Deploy Apigee hybrid on-prem with VMware and pfSense
In this article, I will guide you through installing Apigee hybrid on-premise with a minimal set of hardware. The hybrid runtime needs a Kubernetes cluster, specifically an Anthos cluster on VMware (GKE on-prem).
Note: You can find more detail and instruction alongside configuration file examples in this GitHub repository.
Prerequisite
You will need admin access to a GCP account with Anthos/Apigee Hybrid Eval enabled. If it is not the case, contact the Google Cloud support team.
This guide assumes prior knowledge of:
- pfSense & network — routing, firewall, VLANs, VPN
- Virtualization Hypervisor and VMs management
- Kubernetes deployment and administration on bare metal
Before jumping into the installation, make sure that you are familiar with all the key points listed on the Anthos clusters on VMware installation overview.
Hardware
The CPU, RAM, and storage requirements for Anthos clusters on VMware and Apigee Hybrid are relatively high; you will need a pretty beefy workstation or multiple ESXi hosts.
I will be using a single Dell 7820 Workstation with the following specs:
- 2x Intel Xeon Gold 6150 CPU — 36 Cores, 72 Threads
- 128GB DDR4 ECC RAM
- 1.5 TB SSDs storage(1x NVMe and 2x SATA)
Local Network
Here is the network layout I will use:
The physical network is composed of four devices, interconnected with one ethernet cable (trunk):
- pfSense: Router, Firewall, Internet Gateway, Load balancer
- ESXi host: vCenter, Google DNS, Anthos WS & Clusters (Admin + User)
- managed switches: VLAN trunking
- workstation: your computer
Why do we need three subnets?
The Main subnet is freely NATed to the internet and we want to isolate it from the Anthos clusters we will deploy for Apigee.
The Admin & User subnets will be used for the Anthos admin and Apigee user clusters. Note that those two subnets will not be NATed to the internet. We will set up a site-to-site VPN tunnel between the pfSense router and the GCP account that will host the Apigee org. Only HTTPS traffic to Google private APIs IPs is allowed.
VPN Tunnel
The subnets hosting all VMs inside the VMware environment must talk to Google APIs for Anthos and Apigee management plane. Traffic will flow through a site-to-site IPsec VPN between Google Cloud and the on-prem cluster.
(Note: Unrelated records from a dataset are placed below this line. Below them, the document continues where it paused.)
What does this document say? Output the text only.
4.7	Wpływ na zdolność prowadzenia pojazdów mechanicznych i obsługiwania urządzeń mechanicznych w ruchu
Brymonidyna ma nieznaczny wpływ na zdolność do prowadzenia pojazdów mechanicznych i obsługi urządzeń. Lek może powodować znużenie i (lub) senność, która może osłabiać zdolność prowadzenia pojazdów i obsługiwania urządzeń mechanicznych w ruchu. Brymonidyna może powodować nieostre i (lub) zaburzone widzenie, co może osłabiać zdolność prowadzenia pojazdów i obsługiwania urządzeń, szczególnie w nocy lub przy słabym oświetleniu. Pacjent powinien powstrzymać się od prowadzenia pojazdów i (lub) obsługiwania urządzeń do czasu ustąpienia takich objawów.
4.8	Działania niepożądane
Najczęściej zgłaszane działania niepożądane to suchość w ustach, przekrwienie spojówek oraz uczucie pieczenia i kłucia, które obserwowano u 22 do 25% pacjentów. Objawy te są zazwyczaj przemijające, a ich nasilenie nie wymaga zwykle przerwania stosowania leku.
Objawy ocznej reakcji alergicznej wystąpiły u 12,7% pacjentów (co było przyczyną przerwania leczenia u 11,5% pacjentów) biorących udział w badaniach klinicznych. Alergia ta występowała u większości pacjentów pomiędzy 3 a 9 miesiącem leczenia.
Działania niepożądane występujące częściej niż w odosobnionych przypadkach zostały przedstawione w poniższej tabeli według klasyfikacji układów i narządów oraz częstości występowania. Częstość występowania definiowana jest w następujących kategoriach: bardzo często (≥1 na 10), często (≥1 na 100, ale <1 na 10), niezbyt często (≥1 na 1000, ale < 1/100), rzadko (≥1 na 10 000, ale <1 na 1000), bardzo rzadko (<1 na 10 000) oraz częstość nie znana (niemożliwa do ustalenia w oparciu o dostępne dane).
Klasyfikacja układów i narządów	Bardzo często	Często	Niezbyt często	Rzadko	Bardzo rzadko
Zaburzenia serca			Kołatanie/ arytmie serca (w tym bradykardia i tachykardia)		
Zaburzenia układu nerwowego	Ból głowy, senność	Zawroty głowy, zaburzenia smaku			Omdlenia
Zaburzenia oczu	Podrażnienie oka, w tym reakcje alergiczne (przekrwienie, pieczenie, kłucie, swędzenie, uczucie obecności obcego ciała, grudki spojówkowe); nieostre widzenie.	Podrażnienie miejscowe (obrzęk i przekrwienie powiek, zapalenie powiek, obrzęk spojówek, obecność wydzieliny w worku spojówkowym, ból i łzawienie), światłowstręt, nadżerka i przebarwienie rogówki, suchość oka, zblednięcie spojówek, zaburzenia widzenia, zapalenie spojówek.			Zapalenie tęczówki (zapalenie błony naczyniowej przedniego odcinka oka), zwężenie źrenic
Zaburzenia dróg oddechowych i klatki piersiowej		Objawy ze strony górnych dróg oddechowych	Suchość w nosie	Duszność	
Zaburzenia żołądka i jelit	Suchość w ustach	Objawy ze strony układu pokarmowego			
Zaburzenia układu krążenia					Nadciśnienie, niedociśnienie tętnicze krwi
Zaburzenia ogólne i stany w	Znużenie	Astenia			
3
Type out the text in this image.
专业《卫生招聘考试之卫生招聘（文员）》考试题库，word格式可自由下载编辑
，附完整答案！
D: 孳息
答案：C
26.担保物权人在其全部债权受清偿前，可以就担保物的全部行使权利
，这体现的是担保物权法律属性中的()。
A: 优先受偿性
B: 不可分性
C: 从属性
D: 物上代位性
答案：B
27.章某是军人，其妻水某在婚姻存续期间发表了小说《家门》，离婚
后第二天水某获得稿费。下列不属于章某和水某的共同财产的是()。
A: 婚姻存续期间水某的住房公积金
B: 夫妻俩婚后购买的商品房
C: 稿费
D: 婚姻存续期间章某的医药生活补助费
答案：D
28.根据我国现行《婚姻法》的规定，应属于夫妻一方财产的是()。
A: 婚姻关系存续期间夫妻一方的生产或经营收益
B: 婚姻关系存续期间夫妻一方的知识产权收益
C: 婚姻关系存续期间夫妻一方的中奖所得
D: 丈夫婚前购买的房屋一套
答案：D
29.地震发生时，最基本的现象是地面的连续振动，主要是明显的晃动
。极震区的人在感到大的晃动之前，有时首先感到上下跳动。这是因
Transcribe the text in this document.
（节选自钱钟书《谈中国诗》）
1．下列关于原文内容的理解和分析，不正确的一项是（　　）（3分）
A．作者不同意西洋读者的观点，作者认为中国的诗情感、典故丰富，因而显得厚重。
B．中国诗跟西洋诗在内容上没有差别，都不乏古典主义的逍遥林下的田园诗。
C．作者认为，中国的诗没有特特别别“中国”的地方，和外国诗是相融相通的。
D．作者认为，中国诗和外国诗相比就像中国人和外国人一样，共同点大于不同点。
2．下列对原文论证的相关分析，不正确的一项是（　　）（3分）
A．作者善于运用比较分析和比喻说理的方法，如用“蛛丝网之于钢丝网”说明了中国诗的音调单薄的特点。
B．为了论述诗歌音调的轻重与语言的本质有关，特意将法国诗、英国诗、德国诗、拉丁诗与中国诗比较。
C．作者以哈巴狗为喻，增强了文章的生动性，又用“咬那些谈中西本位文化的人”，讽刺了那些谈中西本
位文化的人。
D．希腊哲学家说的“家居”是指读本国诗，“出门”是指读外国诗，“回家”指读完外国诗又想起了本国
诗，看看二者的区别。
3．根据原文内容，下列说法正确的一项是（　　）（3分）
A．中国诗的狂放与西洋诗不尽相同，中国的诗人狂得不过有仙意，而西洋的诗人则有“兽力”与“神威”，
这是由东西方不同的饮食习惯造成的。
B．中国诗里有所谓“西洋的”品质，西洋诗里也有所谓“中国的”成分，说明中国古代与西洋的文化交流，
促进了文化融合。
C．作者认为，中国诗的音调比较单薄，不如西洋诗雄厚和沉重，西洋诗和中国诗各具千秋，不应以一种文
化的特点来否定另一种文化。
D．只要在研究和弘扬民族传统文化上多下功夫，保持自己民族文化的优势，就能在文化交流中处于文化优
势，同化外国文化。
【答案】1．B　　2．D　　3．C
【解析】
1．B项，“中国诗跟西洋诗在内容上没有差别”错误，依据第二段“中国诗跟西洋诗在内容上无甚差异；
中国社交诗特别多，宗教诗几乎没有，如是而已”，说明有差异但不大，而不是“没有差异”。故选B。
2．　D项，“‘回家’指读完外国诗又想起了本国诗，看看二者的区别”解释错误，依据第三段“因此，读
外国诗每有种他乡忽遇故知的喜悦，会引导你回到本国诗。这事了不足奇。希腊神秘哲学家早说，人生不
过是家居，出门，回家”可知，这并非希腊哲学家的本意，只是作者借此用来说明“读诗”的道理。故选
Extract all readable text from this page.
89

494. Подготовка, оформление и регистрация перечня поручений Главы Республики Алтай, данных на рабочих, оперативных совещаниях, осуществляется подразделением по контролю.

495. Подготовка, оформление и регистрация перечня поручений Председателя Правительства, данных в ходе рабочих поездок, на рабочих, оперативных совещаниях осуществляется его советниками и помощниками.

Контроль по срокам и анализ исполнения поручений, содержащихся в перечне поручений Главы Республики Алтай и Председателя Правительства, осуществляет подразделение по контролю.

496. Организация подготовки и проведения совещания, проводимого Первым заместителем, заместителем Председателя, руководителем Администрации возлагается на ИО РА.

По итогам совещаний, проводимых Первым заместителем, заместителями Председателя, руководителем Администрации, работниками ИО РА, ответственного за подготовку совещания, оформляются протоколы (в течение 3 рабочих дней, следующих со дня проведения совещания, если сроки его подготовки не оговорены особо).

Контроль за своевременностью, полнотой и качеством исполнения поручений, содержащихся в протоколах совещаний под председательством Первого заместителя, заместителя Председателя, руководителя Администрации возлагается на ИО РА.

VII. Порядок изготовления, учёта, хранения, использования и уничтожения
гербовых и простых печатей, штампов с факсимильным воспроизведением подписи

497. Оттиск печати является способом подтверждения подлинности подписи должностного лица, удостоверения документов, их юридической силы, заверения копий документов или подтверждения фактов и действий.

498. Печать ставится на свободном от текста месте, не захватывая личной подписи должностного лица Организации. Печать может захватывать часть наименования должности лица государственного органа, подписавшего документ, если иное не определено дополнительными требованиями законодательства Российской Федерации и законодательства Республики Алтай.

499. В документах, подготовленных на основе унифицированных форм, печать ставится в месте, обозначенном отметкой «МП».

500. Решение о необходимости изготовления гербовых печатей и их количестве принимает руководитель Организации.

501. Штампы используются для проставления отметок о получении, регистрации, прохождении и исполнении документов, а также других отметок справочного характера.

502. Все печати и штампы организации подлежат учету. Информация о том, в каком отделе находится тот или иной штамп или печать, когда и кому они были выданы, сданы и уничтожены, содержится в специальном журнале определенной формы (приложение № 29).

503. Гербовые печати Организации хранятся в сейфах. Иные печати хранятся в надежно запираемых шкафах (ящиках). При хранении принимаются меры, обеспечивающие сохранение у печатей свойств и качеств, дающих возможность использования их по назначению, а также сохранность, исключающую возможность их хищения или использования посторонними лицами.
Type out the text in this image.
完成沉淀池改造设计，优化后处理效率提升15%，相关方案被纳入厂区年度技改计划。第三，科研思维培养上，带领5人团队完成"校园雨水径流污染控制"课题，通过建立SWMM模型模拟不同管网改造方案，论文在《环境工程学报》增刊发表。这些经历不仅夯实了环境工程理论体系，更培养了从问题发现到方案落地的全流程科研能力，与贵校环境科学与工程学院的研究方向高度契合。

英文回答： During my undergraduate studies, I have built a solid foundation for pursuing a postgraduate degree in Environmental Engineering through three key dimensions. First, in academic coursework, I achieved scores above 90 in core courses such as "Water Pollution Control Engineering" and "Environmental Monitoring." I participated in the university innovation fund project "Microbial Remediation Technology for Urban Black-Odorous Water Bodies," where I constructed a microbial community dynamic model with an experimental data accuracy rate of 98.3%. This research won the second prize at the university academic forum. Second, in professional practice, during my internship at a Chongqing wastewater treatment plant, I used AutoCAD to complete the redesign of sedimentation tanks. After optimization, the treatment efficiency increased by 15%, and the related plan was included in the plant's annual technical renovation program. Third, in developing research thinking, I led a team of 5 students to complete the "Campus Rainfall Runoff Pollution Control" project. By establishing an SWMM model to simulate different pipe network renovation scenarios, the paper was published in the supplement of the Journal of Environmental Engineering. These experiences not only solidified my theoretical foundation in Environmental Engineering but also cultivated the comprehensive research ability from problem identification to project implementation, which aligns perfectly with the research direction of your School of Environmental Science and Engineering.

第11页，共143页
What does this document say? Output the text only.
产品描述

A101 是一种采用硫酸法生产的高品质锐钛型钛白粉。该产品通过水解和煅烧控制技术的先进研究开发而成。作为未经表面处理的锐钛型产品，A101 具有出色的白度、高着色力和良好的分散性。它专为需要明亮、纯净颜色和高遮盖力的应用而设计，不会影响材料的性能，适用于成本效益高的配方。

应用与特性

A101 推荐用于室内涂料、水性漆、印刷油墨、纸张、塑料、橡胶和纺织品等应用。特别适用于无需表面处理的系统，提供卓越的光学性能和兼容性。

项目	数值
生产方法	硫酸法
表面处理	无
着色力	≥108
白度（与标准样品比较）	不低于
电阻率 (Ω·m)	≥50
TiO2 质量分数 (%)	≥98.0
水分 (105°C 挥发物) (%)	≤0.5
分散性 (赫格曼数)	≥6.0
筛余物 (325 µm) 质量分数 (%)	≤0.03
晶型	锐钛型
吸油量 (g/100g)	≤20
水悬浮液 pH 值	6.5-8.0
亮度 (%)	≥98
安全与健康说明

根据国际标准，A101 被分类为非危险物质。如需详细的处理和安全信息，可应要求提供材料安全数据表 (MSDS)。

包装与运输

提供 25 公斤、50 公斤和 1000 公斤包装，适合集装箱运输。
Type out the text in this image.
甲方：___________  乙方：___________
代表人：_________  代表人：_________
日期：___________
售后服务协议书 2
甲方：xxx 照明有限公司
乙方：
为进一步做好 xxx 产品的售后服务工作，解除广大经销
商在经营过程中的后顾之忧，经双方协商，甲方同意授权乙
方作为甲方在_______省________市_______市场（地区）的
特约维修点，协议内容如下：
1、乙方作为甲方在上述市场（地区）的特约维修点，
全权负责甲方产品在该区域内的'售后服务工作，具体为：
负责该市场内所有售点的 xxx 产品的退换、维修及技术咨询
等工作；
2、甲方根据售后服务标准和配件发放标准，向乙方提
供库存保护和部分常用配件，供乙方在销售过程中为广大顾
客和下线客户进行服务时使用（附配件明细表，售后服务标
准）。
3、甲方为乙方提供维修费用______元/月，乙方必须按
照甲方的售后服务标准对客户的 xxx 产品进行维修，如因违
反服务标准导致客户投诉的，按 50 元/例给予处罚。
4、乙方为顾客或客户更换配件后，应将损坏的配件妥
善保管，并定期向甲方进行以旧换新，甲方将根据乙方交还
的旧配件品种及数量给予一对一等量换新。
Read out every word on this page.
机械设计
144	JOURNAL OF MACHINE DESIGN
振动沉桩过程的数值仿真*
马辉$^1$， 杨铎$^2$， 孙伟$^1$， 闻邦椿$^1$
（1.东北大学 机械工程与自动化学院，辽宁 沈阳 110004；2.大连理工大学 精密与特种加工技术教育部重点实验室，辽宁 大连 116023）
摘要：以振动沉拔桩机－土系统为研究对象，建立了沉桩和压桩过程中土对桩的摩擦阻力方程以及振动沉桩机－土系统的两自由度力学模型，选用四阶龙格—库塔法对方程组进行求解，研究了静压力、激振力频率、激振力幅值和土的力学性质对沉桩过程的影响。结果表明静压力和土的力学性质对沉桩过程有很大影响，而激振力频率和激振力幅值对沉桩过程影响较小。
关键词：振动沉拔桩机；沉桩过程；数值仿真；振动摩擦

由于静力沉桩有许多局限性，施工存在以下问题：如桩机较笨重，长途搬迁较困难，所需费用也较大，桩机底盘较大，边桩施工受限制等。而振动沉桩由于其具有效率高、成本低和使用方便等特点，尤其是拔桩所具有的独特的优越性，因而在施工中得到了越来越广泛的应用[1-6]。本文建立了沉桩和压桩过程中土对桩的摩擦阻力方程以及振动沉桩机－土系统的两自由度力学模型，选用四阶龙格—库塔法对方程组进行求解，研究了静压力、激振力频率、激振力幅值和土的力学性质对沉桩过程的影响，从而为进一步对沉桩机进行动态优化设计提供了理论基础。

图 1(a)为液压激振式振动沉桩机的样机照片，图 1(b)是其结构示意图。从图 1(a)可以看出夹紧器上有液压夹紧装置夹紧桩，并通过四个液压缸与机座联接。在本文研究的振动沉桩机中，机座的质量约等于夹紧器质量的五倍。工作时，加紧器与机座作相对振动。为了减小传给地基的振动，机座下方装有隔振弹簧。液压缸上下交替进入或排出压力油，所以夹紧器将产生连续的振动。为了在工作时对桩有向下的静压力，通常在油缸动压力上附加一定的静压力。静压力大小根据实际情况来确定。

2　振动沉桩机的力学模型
To achieve this, we need the following:
- GCP subnet with Private Google Access
- IPsec tunnel routing
- Google APIs DNS override
Setup local network
Now that our network layout is set let’s start the deployment. We will begin by defining the three subnets on the pfSense router.
VLANs
The LAN subnet should already be configured if you have a pfSense router deployed on your local network. So add the two new subnets with VLAN IDs 25 & 26. You can follow the Netgate docs about VLAN configuration.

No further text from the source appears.